Commencement is Canceled Due to Pro-Palestinian Protests – JONATHAN TURLEY

Woody Allen once said that “80 percent of success is showing up.” Yesterday, Columbia University established its academic corollary: 80 percent of defeat is not showing up. In a disgraceful decision that deprived students of one of the most memorable moments of their lives, the university yielded to protesters who have occupied parts of the campus and buildings. Instead, graduates will be allowed to go to small-scale graduations.

It is a profile of cowardice that will stain the record of Columbia for years to come.

Notably, the graduation is ordinarily held on the space where students set up an encampment, but that space was finally cleared by police last week. It did not matter.

Columbia stated that “holding a large commencement ceremony on our campus presented security concerns that unfortunately proved insurmountable…Like our students, we are deeply disappointed with this outcome.”

“Insurmountable?” It is your campus. These are your students. Hold the damn commencement.

Columbia said the security advisers identified “too many variables” for holding the commencement and that adding security would only trigger the protesters.

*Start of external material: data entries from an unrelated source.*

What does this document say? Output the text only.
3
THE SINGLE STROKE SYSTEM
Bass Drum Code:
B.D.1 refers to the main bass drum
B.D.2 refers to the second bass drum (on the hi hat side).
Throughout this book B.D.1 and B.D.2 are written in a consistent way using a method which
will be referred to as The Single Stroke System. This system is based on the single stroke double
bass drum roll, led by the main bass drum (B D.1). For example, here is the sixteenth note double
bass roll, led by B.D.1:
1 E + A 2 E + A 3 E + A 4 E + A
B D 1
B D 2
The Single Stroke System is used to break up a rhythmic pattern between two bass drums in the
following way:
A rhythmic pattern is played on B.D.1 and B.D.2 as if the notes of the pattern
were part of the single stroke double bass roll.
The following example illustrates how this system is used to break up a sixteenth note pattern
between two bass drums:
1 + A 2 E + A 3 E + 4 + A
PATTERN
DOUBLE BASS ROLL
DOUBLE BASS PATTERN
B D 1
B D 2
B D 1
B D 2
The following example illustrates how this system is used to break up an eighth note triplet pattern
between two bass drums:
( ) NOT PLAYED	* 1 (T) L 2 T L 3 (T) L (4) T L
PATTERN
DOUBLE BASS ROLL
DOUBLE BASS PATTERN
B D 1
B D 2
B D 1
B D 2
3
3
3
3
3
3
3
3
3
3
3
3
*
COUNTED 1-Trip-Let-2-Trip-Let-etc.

So the solution, once again, is to do precisely what the protesters wanted.

Schools like University of Southern California said late last month that it was canceling its main commencement ceremony, citing similar security concerns.

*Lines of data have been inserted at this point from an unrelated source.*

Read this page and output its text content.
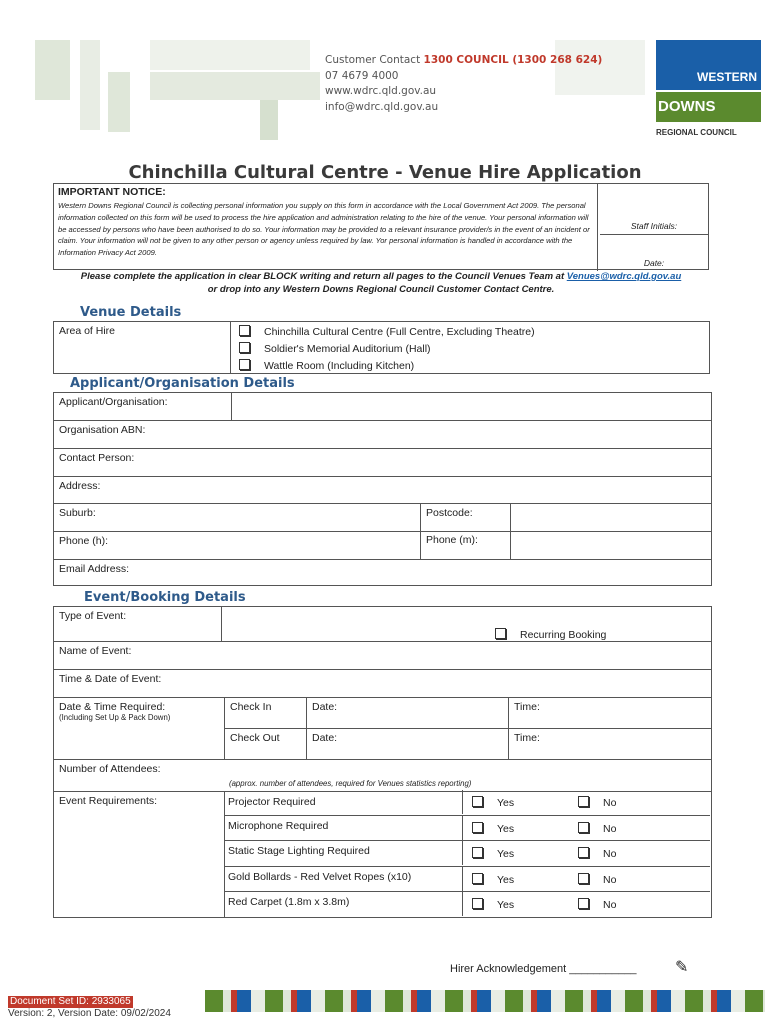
Customer Contact 1300 COUNCIL (1300 268 624)
07 4679 4000
www.wdrc.qld.gov.au
info@wdrc.qld.gov.au
WESTERN
DOWNS
REGIONAL COUNCIL
Chinchilla Cultural Centre - Venue Hire Application
IMPORTANT NOTICE:

Western Downs Regional Council is collecting personal information you supply on this form in accordance with the Local Government Act 2009. The personal information collected on this form will be used to process the hire application and administration relating to the hire of the venue. Your personal information will be accessed by persons who have been authorised to do so. Your information may be provided to a relevant insurance provider/s in the event of an incident or claim. Your information will not be given to any other person or agency unless required by law. Yor personal information is handled in accordance with the Information Privacy Act 2009.

Staff Initials:
Date:
Please complete the application in clear BLOCK writing and return all pages to the Council Venues Team at Venues@wdrc.qld.gov.au
or drop into any Western Downs Regional Council Customer Contact Centre.
Venue Details
Area of Hire	Chinchilla Cultural Centre (Full Centre, Excluding Theatre)
Soldier's Memorial Auditorium (Hall)
Wattle Room (Including Kitchen)
Applicant/Organisation Details
Applicant/Organisation:
Organisation ABN:
Contact Person:
Address:
Suburb:	Postcode:
Phone (h):	Phone (m):
Email Address:
Event/Booking Details
Type of Event:
Recurring Booking
Name of Event:
Time & Date of Event:
Date & Time Required:
(Including Set Up & Pack Down)
Check In	Date:	Time:
Check Out	Date:	Time:
Number of Attendees:
(approx. number of attendees, required for Venues statistics reporting)
Event Requirements:	Projector Required	Yes	No
Microphone Required	Yes	No
Static Stage Lighting Required	Yes	No
Gold Bollards - Red Velvet Ropes (x10)	Yes	No
Red Carpet (1.8m x 3.8m)	Yes	No
Hirer Acknowledgement ___________ ✎
Document Set ID: 2933065
Version: 2, Version Date: 09/02/2024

Protesters disrupted the commencement at University of Michigan this weekend. However, Michigan did not yield. They handled the disruption and held their ground. They held their commencement.

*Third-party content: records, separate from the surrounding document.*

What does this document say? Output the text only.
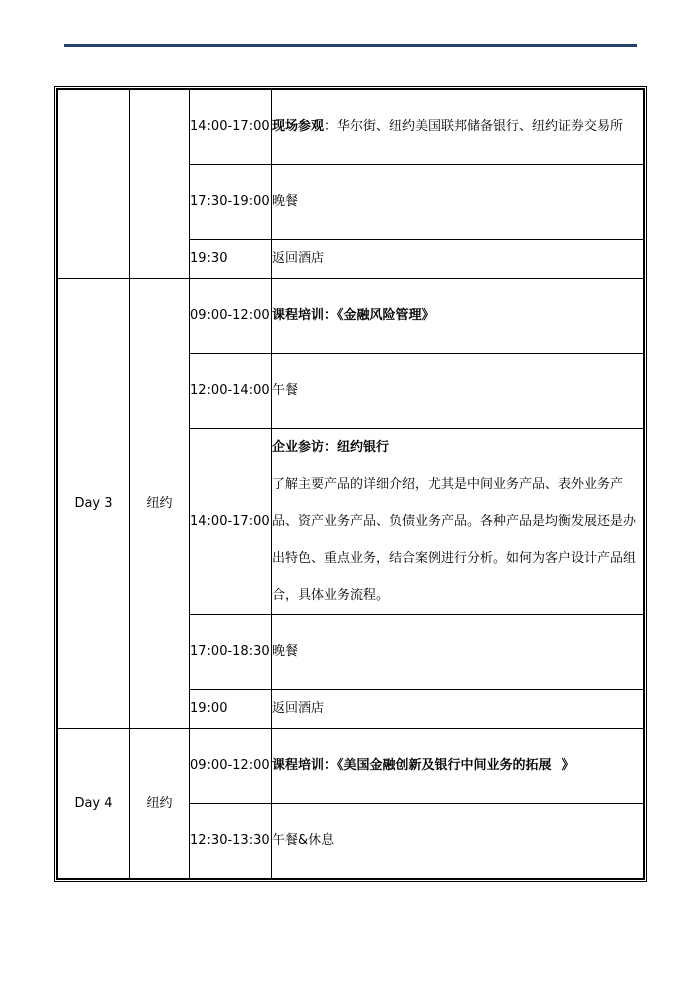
		14:00-17:00	现场参观：华尔街、纽约美国联邦储备银行、纽约证券交易所
		17:30-19:00	晚餐
		19:30	返回酒店
Day 3	纽约	09:00-12:00	课程培训：《金融风险管理》
		12:00-14:00	午餐
		14:00-17:00	企业参访：纽约银行
了解主要产品的详细介绍，尤其是中间业务产品、表外业务产品、资产业务产品、负债业务产品。各种产品是均衡发展还是办出特色、重点业务，结合案例进行分析。如何为客户设计产品组合，具体业务流程。

		17:00-18:30	晚餐
		19:00	返回酒店
Day 4	纽约	09:00-12:00	课程培训：《美国金融创新及银行中间业务的拓展 》
		12:30-13:30	午餐&休息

The decision by Columbia is consistent with how administrators have approached disruptive protests for years. While some of us have called upon schools to suspend or to expel students preventing others from speaking on campus, universities have yielded over and over again. Indeed, citing security concerns became an easy way for schools to cancel conservative speakers while professing neutrality on the content of their views.

Faculty have not only encouraged but participated in such cancel campaigns.

Even classes have been stopped by protesters at places like Northwestern without any repercussions for the students. Northwestern (my alma mater) is the ultimate example of administrators picking the path of least resistance in the face of radicalized students. Recently, seven out of 11 members of the “President’s Advisory Committee on Preventing Antisemitism and Hate” resigned in protest.

Under the controversial agreement, the school will admit five Palestinian students each year, support two Palestinian faculty members annually, create special housing for Muslim students, and add students to Committees to review purchases from Israeli businesses.

Columbia has been consistently ranked at the very bottom of schools for free speech due to its intolerance for opposing viewpoints and failure to protect a diversity of opinions on campus.

Even the dean of its leading journalism school has warned against the “weaponization of free speech.” One of Columbia’s centers publicly complained when Justice Brett Kavanaugh was allowed to speak on campus.

When Columbia finally drew the line at protesters damaging and taking over buildings, the response from many students and faculty was outrage.

After Hamilton Hall was cleared by police, the editors of Columbia Law Review asked for the cancelation of exams because they were emotionally compromised. The editors wrote that the clearing of the unauthorized encampment constituted traumatic “violence” that left them “irrevocably shaken” and “unable to focus.” They were joined by editors of five other law journals, including the Columbia Human Rights Law Review & A Jailhouse Lawyer’s Manual.

They portrayed the trauma as the appearance of counter protesters and police on campus, accusing a  “white supremacist, neo-fascist hate group” of “storming” campus. The Columbia students told the university that “many are unwell at this time and cannot study or concentrate while their peers are being hauled to jail.”

Columbia then faced threats of protests at the commencement, so it solved the problem by doing what the protesters were demanding. Of course, it did not solve the problem. Columbia is the problem. It is an example of how administrators have yielded control over their campuses to the loudest and most aggressive elements in their community.

Higher education is not supposed to be an academic version of the Hunger Games where the last person standing wins in a contest of attrition.

It is perhaps only appropriate that Columbia’s final lesson for graduates should be a continuation of years of yielding to the demands of those who dictate what can be said or done on campus.

Many of these students were denied commencement ceremonies four years ago. They worked to get into Columbia and many of their families had to make huge sacrifices to allow them to study at the university. As protests ramped up, they found themselves barred from campus and told again to take remote classes.  A Jewish professor’s access card was deactivated because his presence on campus was viewed as too inflammatory for the protesters.

When they are finally ready to celebrate that moment, they have been told, again, that commencement is cancelled. However, this is not due to a pandemic but protesters. They will have to go to smaller graduations that are less objectionable to the radical elements of the student body.

Henry David Thoreau once said “The path of least resistance leads to crooked rivers and crooked men.” It has the same effect on higher education. There was a clear path open to Columbia. Hold the commencement and hold any disrupters accountable. In choosing to yield, President Nemat “Minouche” Shafik has abandoned not just these graduates but the integrity of Columbia.